The found objects are linked not only to the apartheid ideology, but also to the Nazi history of the 20th century. The name “Prof. Dr Eugen Fischer” is clearly engraved on the shiny oblong case containing the “Haarfarbentafel” (hair colour chart).

Fischer was one of the founders of eugenics – a theory aimed at advancing certain “desirable” human characteristics on scientific grounds and eliminating “undesirable” characteristics. These thoughts were originally developed on the basis of “research” conducted by him in 1908 on the Rehoboth Baster people in the former German colony of South-West Africa (Namibia), and led to concepts such as “racial purity” and “racial hygiene”. Adolf Hitler later further developed these thoughts, and in 1933 appointed Fischer as rector of the Friedrich-Wilhelms-Universität in Berlin (in 1949, it changed its name to Humboldt University).


Many people are wondering why we cannot leave history, and specifically this history of racism, behind us once and for all. Should we not rather focus on the challenges of the future? There is a feeling that we cannot move forward if we continue to look in the rear-view mirror. This might be true when we are travelling in a car, but it is definitely not applicable to the transformation of a university or a society. The past will continue to haunt us if we cannot recall it vividly and clearly, and if we do not continuously reinterpret it.

The same applies to our memories of apartheid. Its details are fading fast, and what remain are stereotypes that persist in society. Eventually we find ourselves in the situation in which these stereotypes influence the way that we act in the present, think about ourselves and our fellow human beings, and plan for the future. We therefore have to ask critical questions.

An example is the stereotype that the criteria previously used to distinguish between races and ethnic groups were mere harmless classification indexes. It is not acknowledged these classifications were used to disproportionately saddle some groups with the burdens of society (dangerous work, tough physical labour, high living costs), and to excluded them from society’s benefits (job opportunities, capital, housing, education).

As academics it is our duty to find answers to a few very simple values questions, for example who gains and who loses from stereotypes and classifications like these. How and why are these stereotypes formed, and how are they maintained? What realities and what human ideals and needs are concealed or silenced through these stereotypes? What should we do to make these ideals and needs visible again, to give them a voice?

It is against this background that the discovery of the objects in our University Museum is so important. It emphasizes the problematic nature of the stereotypical thinking about our own intellectual history as something that can be locked away in the archive of our past.

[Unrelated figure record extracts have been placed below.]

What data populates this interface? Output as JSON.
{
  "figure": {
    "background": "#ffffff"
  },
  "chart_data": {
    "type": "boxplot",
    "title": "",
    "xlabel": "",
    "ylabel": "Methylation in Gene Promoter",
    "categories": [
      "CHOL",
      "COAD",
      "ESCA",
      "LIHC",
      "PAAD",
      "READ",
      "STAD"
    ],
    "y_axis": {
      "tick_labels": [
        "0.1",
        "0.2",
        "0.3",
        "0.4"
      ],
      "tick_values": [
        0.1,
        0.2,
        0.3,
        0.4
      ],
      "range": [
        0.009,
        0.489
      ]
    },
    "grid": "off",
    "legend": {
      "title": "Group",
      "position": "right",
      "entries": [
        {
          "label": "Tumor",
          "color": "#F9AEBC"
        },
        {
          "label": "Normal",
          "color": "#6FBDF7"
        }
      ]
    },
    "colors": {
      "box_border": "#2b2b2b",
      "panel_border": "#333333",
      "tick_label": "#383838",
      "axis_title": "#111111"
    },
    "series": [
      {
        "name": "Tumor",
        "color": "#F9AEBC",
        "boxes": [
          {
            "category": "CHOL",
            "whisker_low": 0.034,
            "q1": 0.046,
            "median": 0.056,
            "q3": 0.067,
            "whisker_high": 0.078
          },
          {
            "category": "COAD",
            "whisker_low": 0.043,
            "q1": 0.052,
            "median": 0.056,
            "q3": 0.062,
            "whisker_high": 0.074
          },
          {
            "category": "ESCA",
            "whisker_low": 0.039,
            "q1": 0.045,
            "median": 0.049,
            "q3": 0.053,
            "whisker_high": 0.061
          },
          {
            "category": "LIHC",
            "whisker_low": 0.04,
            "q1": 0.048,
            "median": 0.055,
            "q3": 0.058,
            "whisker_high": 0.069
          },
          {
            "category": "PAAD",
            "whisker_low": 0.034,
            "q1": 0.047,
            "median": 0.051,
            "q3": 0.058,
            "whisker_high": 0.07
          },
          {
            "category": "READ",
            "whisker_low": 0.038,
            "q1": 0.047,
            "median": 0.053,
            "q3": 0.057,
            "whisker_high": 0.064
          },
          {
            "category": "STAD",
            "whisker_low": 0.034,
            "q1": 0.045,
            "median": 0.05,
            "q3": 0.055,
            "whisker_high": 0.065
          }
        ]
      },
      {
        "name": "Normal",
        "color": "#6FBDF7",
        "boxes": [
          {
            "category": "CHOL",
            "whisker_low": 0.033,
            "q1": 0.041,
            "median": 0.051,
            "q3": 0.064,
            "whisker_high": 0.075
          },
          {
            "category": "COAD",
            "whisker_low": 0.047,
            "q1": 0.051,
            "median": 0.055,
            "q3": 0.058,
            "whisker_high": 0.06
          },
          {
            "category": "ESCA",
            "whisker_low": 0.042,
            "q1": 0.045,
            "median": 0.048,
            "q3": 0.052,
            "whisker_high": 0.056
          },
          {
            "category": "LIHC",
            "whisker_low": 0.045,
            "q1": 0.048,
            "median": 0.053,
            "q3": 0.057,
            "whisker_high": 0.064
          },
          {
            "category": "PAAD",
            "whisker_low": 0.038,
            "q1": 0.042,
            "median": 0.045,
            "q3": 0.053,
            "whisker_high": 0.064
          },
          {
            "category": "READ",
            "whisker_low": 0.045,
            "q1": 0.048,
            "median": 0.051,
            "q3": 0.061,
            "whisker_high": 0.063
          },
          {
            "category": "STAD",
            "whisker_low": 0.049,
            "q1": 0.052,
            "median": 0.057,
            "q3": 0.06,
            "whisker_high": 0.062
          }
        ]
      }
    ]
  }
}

As in the first half of the 20th century when eugenics captured the imagination of scientists and politicians the world over, we still live in a world in which we trust that science can help us improve society. By focusing on the abuse of science in the past for morally questionable and even monstrous political ideals, we can learn much about what it means to practice science – specifically the social sciences – in the 21st century in an ethically responsible manner.

Without this we would be much less relevant to society. We would not even know of the blind spots and gaps in our own fields of knowledge. We would not be able to stand upright and honestly in front of our students. And we would be unable to meet the challenges of the future we have to tackle together with those previously excluded from the resource of knowledge.

In order to move forward as a university and fundamentally transform our teaching, research and community interaction, we have to take our past into consideration. We cannot think that we have already analysed history in full, and that the final word about it has already been spoken. If we do that, we run the risk of slipping into a dangerous forgetfulness. And this is not the way we want to go.